Röportaj

Psikolog Aşut: Teknoloji değil, sınır eksikliği bağımlı yapıyor

Uzman Psikolog Mesut Aşut, çocuklarda giderek artan teknoloji bağımlılığına dikkat çekerek, erken yaşta ekranla tanışmanın hem fiziksel hem psikolojik gelişimi olumsuz etkilediğini belirtti.

Dijital dünya hayatımızda birçok işin rahatlıkla yapılmasına imkân tanımanın yanı sıra birçok insan için ise, ekran ve teknoloji bağımlılığı gibi olumsuz sonuçlara da yol açabiliyor.

Teknoloji bağımlılığında özellikle ailenin önemli bir rol oynadığını ifade eden Psikolog Mesut Aşut, ebeveynlerin çocuklarla oyun, kitap okuma ve fiziksel aktiviteleri artırması, dijital bağımlılığın önüne geçebileceğini vurguladı. Uzmanlar “0-3 yaş sıfır ekran, 3-6 yaş yarım saat, ortaöğretimde 2 saat” diyerek ailelere çocukların dijital disiplini öğrenmesi için süre kısıtlaması tavsiyesinde bulunuyor.
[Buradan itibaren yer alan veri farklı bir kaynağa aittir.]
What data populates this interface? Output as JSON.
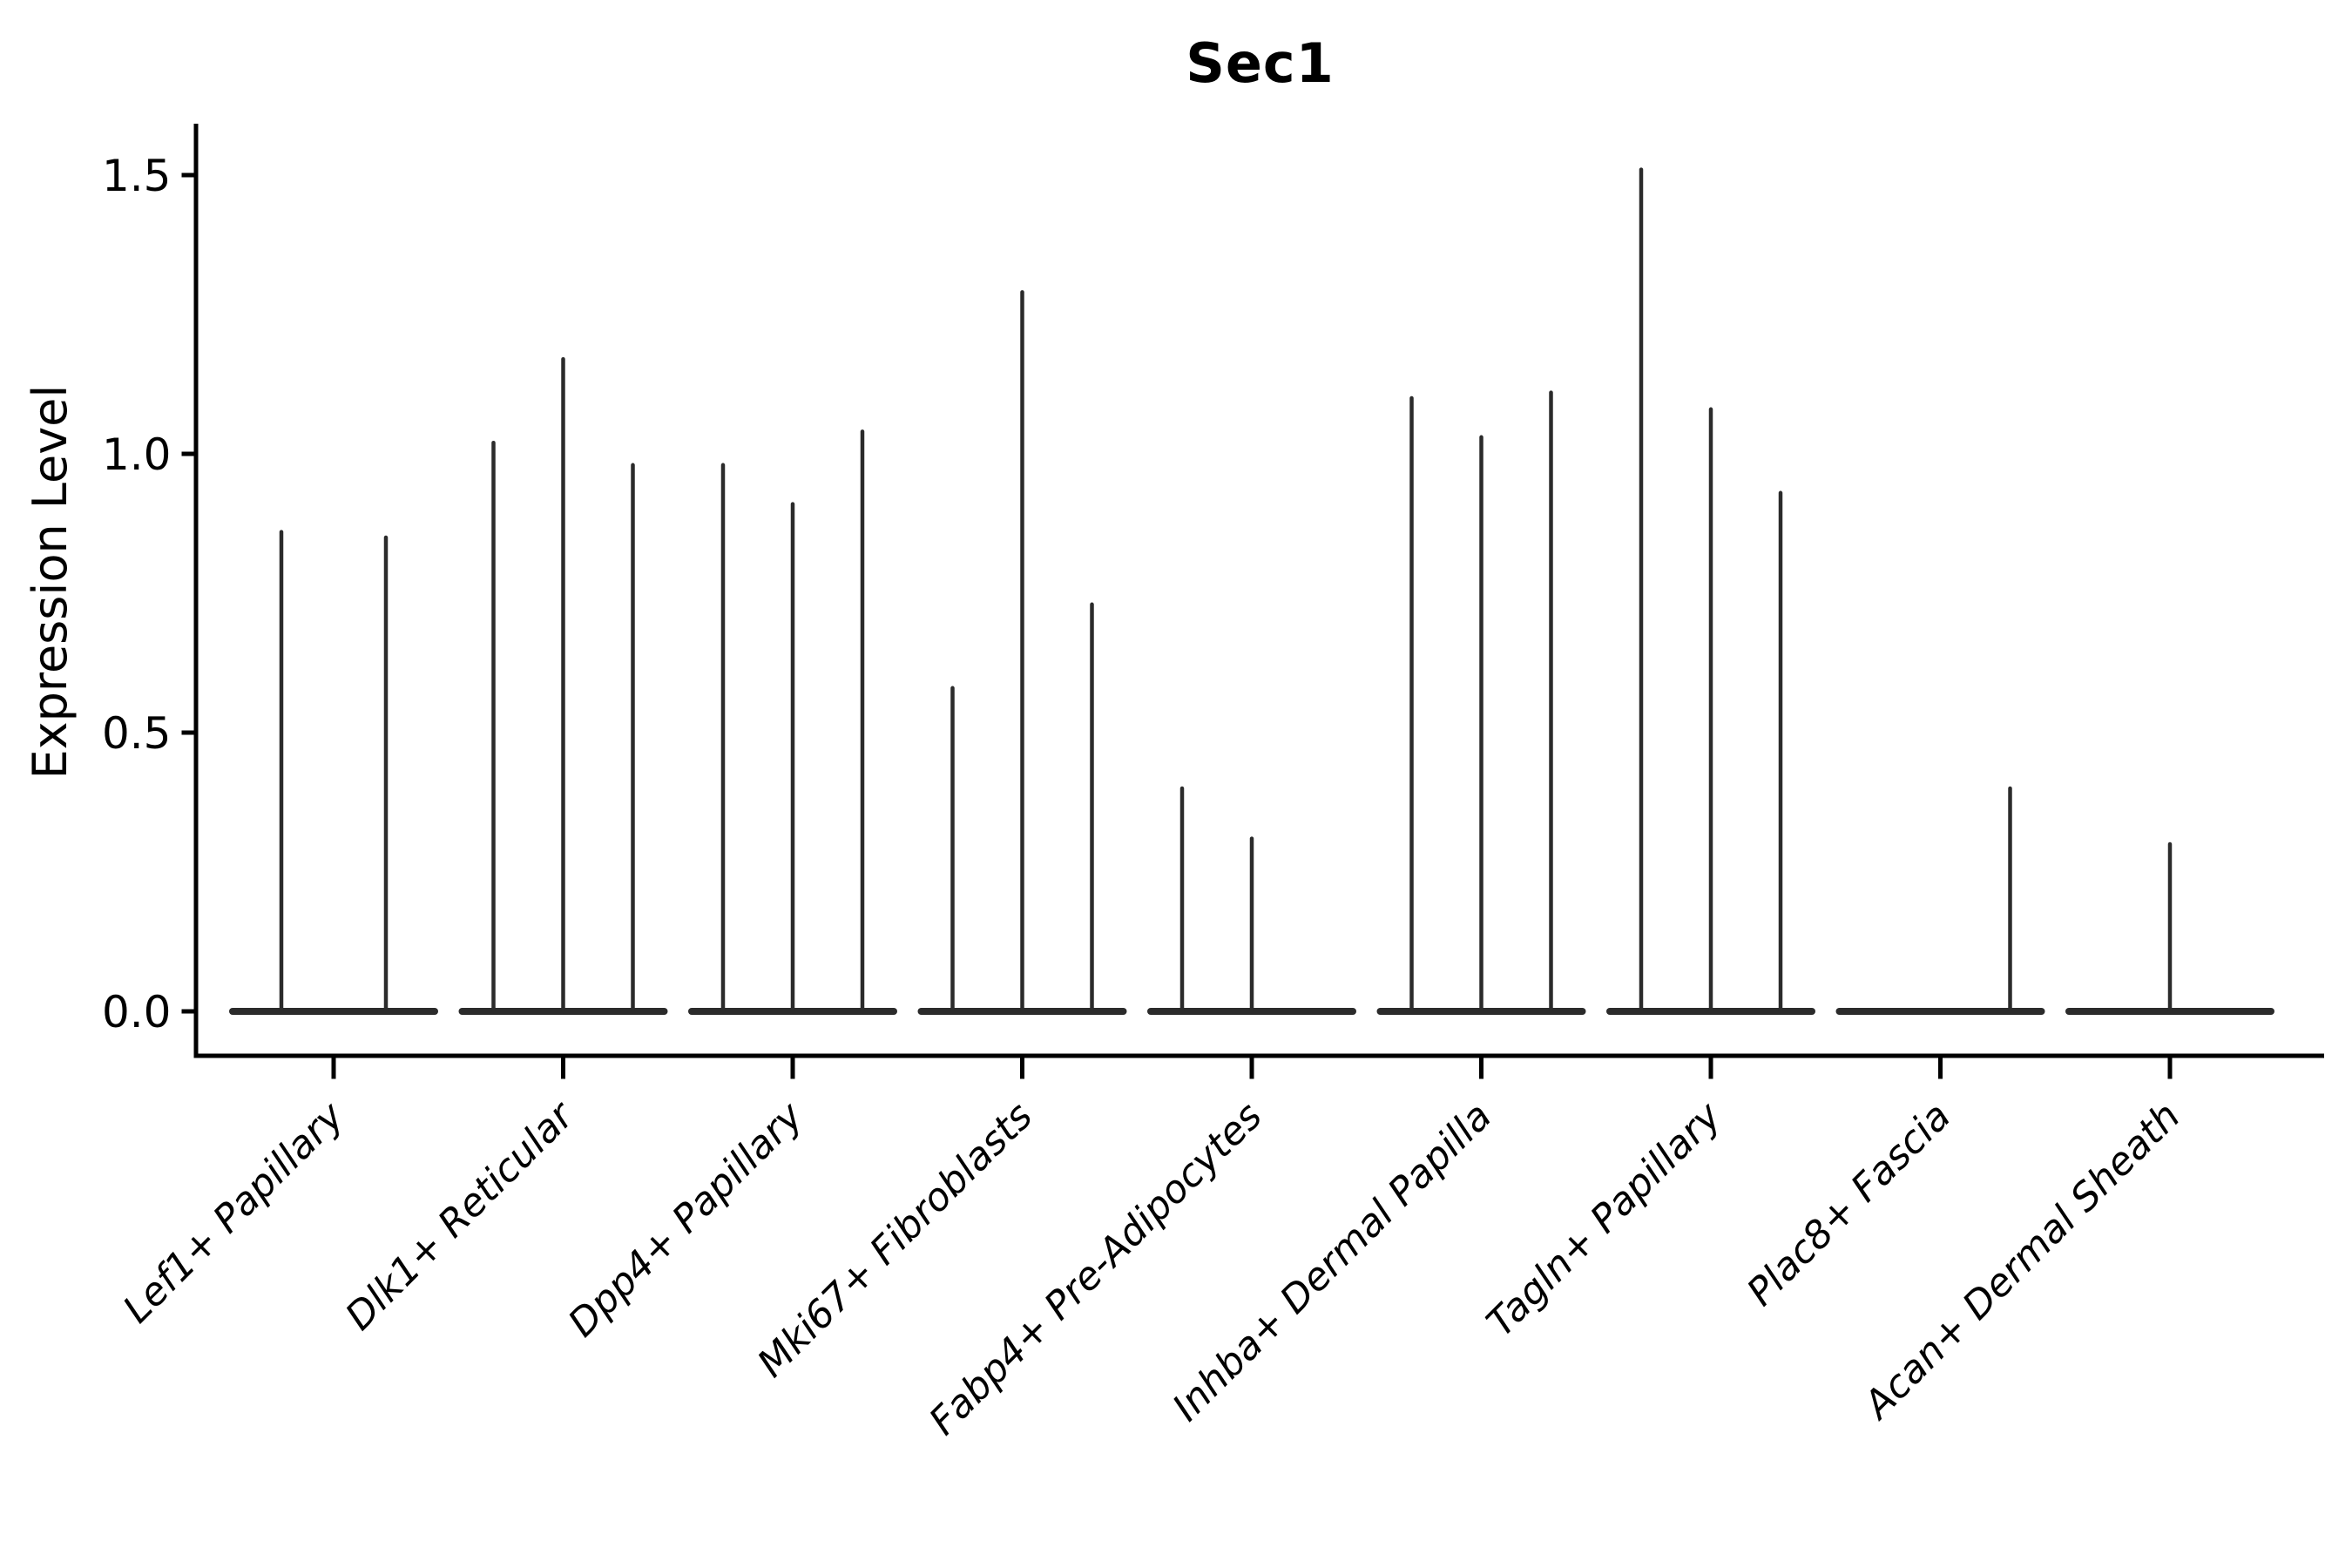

Psikolog Mesut Aşut, “Çocuklarda teknoloji bağımlılığı oldukça yüksek bir seviyede maalesef. Çoğu ebeveyn bu konuda yeterince bilgili olmadığı için çocuklara hem sosyal hem psikolojik hem de fiziksel olarak etki eden büyük bir problemdir. Bu teknoloji bağımlılığını nasıl tanımlıyoruz; eğer çocuğun günlük yaşamını, aktivitelerini, sosyal becerilerini etkileyecek durumda bir internet kullanımı, tablet kullanımı, teknolojik herhangi bir ürün kullanımı ortada varsa biz bunu teknoloji bağımlılığı olarak tanımlıyoruz.

“Teknoloji bağımlılığı sadece çocuğu sosyal anlamda değil, fiziksel anlamda da ve belli sağlık problemleri açısından da etkilemektedir”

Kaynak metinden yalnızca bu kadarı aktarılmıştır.